The USDA says the diets of Americans are similar whether they receive food stamps, formally named the Supplemental Nutrition Assistance Program (SNAP), or not. In a 2016 report, USDA said 40 cents of each food-stamp dollar was spent on “basic items,” such as meat, fruit, vegetables, bread and milk. Around 20 cents were spent on sugary and salty snacks, sugar, candy and sweetened beverages, and the remaining 40 cents went to things like cereal, rice, beans, prepared foods and dairy products.

“Congress has stated that the purpose of SNAP is to support nutrition among low-income households, which is directly contradicted by allowing sweetened beverages to be purchased,” said Rachidi. “A demonstration project involving a few states could greatly expand our knowledge of what works in combating sweetened beverage consumption and the obesity crisis.”

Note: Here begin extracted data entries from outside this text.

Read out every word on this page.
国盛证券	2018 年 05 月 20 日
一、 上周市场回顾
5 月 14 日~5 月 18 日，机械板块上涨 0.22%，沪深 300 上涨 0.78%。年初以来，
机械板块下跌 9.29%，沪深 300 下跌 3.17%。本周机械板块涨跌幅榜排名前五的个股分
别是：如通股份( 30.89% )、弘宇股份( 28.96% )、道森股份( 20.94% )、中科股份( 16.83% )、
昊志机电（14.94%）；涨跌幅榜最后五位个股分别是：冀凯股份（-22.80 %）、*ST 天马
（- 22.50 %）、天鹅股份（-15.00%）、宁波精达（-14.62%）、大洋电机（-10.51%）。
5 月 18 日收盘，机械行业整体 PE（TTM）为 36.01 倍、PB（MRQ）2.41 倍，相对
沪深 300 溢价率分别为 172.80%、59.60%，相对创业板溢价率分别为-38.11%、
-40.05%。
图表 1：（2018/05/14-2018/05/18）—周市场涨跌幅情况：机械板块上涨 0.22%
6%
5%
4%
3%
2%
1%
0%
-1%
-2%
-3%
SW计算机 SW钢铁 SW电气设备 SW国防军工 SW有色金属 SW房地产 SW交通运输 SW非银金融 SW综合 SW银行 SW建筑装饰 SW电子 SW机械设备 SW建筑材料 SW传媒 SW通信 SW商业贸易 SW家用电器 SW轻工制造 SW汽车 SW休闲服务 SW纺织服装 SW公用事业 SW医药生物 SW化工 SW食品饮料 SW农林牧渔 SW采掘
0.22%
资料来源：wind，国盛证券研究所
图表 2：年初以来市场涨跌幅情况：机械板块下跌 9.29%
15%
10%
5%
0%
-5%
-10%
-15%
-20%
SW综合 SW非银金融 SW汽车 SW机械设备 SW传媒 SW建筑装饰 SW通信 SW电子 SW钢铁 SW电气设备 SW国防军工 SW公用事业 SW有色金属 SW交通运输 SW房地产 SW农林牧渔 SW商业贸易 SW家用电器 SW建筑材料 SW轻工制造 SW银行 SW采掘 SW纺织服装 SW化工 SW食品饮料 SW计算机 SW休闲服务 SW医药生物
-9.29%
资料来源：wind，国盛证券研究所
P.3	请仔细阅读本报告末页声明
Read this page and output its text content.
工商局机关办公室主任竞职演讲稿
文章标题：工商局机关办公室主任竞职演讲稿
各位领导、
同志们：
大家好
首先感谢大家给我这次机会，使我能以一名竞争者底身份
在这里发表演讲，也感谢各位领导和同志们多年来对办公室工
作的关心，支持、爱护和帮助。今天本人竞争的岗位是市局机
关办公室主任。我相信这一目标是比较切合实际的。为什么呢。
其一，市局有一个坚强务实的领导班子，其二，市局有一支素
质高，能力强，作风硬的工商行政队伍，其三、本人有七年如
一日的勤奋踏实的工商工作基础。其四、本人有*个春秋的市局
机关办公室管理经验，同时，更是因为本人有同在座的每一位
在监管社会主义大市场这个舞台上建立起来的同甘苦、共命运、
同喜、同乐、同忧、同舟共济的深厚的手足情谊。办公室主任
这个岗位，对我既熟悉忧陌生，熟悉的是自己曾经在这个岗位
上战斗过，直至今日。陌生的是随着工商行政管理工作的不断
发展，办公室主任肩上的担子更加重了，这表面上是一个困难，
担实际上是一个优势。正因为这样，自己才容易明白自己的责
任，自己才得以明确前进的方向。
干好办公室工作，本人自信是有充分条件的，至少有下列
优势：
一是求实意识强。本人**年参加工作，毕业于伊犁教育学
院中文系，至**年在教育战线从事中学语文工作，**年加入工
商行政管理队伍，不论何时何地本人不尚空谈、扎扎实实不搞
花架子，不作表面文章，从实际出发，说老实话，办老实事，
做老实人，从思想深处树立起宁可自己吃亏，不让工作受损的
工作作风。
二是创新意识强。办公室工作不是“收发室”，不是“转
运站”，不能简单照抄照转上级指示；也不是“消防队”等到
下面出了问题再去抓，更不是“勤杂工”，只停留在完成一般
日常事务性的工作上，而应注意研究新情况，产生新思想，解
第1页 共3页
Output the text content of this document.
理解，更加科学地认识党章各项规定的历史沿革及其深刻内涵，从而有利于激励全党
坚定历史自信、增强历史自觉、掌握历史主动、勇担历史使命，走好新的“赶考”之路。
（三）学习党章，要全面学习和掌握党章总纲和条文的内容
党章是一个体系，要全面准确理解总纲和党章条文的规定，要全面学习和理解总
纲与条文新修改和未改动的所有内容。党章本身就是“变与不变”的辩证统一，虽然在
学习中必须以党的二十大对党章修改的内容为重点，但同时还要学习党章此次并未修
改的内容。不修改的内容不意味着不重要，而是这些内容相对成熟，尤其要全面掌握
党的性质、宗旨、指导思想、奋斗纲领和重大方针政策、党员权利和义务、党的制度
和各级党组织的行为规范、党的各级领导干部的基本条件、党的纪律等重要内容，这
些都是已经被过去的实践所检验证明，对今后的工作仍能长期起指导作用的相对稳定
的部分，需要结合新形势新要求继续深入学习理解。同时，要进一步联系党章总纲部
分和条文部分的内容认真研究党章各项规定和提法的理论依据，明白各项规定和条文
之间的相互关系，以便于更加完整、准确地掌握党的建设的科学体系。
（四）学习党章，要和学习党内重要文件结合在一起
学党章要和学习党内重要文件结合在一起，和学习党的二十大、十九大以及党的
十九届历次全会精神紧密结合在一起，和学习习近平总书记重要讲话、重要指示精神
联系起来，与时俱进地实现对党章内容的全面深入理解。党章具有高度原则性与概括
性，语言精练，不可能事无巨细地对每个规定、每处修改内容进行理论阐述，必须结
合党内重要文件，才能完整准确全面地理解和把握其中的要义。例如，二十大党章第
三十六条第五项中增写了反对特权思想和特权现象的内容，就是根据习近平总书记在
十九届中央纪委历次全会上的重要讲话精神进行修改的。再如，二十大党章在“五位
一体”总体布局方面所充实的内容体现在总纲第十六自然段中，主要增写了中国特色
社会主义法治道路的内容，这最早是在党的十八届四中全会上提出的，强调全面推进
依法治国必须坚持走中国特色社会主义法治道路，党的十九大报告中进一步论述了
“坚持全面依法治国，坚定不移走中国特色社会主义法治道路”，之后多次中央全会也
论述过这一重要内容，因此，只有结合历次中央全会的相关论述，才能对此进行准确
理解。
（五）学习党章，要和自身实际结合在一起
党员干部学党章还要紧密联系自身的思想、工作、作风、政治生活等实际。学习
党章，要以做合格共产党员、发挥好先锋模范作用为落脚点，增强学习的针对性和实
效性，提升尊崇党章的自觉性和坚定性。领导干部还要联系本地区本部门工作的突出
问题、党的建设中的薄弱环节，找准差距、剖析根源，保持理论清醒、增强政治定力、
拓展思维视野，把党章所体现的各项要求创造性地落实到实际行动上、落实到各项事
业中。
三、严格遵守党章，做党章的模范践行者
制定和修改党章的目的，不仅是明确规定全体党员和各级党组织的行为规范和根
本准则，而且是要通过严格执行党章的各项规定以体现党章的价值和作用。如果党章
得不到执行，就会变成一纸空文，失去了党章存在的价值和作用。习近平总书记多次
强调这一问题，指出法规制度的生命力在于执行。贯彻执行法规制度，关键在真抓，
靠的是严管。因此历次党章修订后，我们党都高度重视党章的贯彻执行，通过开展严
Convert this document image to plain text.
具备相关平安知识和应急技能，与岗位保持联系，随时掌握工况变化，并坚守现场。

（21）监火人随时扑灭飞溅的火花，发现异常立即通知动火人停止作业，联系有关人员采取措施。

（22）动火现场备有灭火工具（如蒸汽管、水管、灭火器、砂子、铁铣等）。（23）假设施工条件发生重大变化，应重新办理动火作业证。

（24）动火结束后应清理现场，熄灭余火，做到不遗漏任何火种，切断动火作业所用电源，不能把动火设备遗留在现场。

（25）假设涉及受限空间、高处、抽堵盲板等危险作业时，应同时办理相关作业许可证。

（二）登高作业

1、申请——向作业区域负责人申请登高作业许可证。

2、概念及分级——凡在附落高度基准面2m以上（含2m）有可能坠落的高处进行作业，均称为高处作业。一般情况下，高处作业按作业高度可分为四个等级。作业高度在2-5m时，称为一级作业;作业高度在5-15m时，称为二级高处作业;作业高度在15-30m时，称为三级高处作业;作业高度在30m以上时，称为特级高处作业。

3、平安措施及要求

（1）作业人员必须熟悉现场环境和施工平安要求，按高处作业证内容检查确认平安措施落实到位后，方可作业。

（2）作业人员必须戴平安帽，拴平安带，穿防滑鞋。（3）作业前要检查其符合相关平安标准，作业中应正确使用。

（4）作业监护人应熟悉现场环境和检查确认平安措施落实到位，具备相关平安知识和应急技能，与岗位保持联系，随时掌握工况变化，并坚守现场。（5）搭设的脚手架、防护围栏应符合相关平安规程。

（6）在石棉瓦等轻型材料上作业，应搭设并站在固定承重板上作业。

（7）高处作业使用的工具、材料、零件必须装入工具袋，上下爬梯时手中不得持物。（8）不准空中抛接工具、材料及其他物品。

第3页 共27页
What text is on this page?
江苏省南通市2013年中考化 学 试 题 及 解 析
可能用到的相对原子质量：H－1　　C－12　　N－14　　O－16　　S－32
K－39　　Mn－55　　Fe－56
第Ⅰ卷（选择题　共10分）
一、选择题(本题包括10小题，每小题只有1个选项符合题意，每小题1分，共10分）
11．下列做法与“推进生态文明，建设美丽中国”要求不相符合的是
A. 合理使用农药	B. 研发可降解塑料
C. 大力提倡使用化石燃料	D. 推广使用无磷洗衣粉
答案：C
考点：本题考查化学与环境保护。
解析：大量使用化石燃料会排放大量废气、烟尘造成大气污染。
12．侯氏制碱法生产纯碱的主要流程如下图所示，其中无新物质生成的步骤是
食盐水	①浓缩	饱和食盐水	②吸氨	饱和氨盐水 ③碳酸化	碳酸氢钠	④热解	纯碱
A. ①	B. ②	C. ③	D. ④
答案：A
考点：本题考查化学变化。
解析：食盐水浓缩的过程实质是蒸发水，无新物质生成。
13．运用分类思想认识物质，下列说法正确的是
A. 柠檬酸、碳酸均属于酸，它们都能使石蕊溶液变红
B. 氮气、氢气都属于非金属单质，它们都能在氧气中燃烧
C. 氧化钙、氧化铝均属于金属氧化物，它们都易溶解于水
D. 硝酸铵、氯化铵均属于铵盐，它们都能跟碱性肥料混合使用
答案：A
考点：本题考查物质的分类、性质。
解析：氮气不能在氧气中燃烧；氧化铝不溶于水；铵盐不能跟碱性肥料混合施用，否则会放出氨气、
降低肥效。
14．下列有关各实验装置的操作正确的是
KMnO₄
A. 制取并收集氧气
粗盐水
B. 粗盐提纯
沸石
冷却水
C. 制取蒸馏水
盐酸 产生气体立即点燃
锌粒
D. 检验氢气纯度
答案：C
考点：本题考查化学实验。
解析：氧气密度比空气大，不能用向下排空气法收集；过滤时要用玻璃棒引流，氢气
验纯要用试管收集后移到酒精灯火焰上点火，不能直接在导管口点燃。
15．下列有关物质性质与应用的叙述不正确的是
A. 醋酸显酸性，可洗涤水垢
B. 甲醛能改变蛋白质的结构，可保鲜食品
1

The Dietary Guidelines for Americans recommends people limit added sugars — sweeteners added during processing or cooking food — to 10 percent of daily calories.

“A more constructive and effective path” toward better nutrition, said Schanzenbach, would be incentives to food-stamp recipients to buy healthy foods, such as fruits and vegetables.” John Weidman of The Food Trust, a nonprofit group in Pennsylvania, said SNAP incentives were part of a successful program to improve nutrition among low-income Americans.

Conaway took no stand on Rachidi’s proposal to test a soda ban, saying the hearing provided a “productive conversation” that was “another addition to our committee’s commitment to strengthen SNAP.” Early this month, he told Politico that “my intuition would be, yes,” that the Trump administration would be more likely than Obama officials to approve state-level bans on soda or junk-food purchases. “The more we devolve stuff back to the states, that would be the overall push,” he said.